Here are a few things we learned from Gawande’s talk:

The goal is not a good death; the goal is a good life to the very end. When Gawande started his research for Being Mortal, “I thought I would be writing about the dying process and the choices at the very end about what kind of death you really want,” he said. But as he talked to more than 200 patients and their family members, plus scores of geriatricians and other clinicians, he found that “people have priorities that they want us to help them with serving—priorities besides just living longer. They have reasons they want to be alive and things they are alive for. Those reasons are quite different from person to person, and they change over time.”

You have to ask. The most effective way to find out a person’s end-of-life priorities is to ask them, but doctors don’t query patients about this enough. It’s crucial because “when we don’t ask, it’s no surprise that the care we give is out-of-alignment with [a patient’s] priorities. And the result of that is suffering.”

Talk is powerful. Gawande cited a 2010 study led by Jennifer Temel from Massachusetts General Hospital that followed two groups of stage IV lung cancer patients. In one group, the patients received usual oncology care, while the other received usual oncology care plus visits with a palliative care clinician at the very beginning of their treatment. The patients who had a palliative care clinician involved in their care early on ended up choosing to stop their chemotherapy earlier and had a better quality of life. In addition, Gawande said, they spent more time at home, underwent fewer surgical procedures, and spent less time in the ICU. “And the kicker was that they lived 25 percent longer,” he said. “If this was a drug, it would be a multimillion dollar blockbuster and you all would be wondering how you could own stock in it.”

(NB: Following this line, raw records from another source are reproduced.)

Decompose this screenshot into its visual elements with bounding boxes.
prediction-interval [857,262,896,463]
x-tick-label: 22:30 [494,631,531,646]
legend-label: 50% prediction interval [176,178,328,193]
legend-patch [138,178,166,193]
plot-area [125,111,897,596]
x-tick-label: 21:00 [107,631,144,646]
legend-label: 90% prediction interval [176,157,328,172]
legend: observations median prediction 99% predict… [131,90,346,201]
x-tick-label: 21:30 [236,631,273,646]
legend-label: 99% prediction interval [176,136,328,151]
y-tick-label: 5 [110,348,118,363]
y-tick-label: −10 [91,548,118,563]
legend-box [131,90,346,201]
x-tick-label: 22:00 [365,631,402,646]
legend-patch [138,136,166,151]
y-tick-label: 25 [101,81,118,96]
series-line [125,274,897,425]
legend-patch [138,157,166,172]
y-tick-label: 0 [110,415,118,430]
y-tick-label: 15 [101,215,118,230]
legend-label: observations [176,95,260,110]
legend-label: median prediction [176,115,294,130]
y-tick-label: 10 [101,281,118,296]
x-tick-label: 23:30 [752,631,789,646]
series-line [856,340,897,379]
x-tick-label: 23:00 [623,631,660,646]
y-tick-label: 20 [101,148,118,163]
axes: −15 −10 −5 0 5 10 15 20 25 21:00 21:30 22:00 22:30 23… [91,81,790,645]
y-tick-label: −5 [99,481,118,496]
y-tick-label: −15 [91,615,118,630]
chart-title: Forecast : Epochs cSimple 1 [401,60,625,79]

Clinicians as counselors. In the 1960s and 70s, doctors had a sort of paternalistic role—doctor knows best, Gawande said. By the 80s and 90s, “we had rejected that, appropriately, in favor of the idea that what we wanted to do was be informative doctors, nurses, and clinicians. We wanted to give people clarity about what the facts were in their situations and what their options were,” he said.

But conversations Gawande had with palliative care clinicians and geriatricians made it evident that there’s a third role: counselor. “The counseor gets really clear with you what your goals are, what your priorities are, what you’re willing to sacrifice and not willing to sacrifice,” he said. “And then, yes, we talk about the options and make a recommendation based on our experience about what is most likely to succeed in achieving what matters to you. That’s a different role—an important role.”

Autonomy matters in quality of life. Gawande interviewed nursing home residents who were miserable because every aspect of their lives—bedtime, mealtime, medication time—was tightly regulated. As one person running a home told him, it was the adult children who, fearing for their parents’ safety, usually made the decision to place their parents in nursing homes. “Safety is what we want for those we love, and autonomy is what we want for ourselves,” Gawande said. “Well-being is bigger than safety and survival. Our role as counselors … is not just to make our case for what the longer-term well-being of people is, but to enable autonomy for those choices along the way.”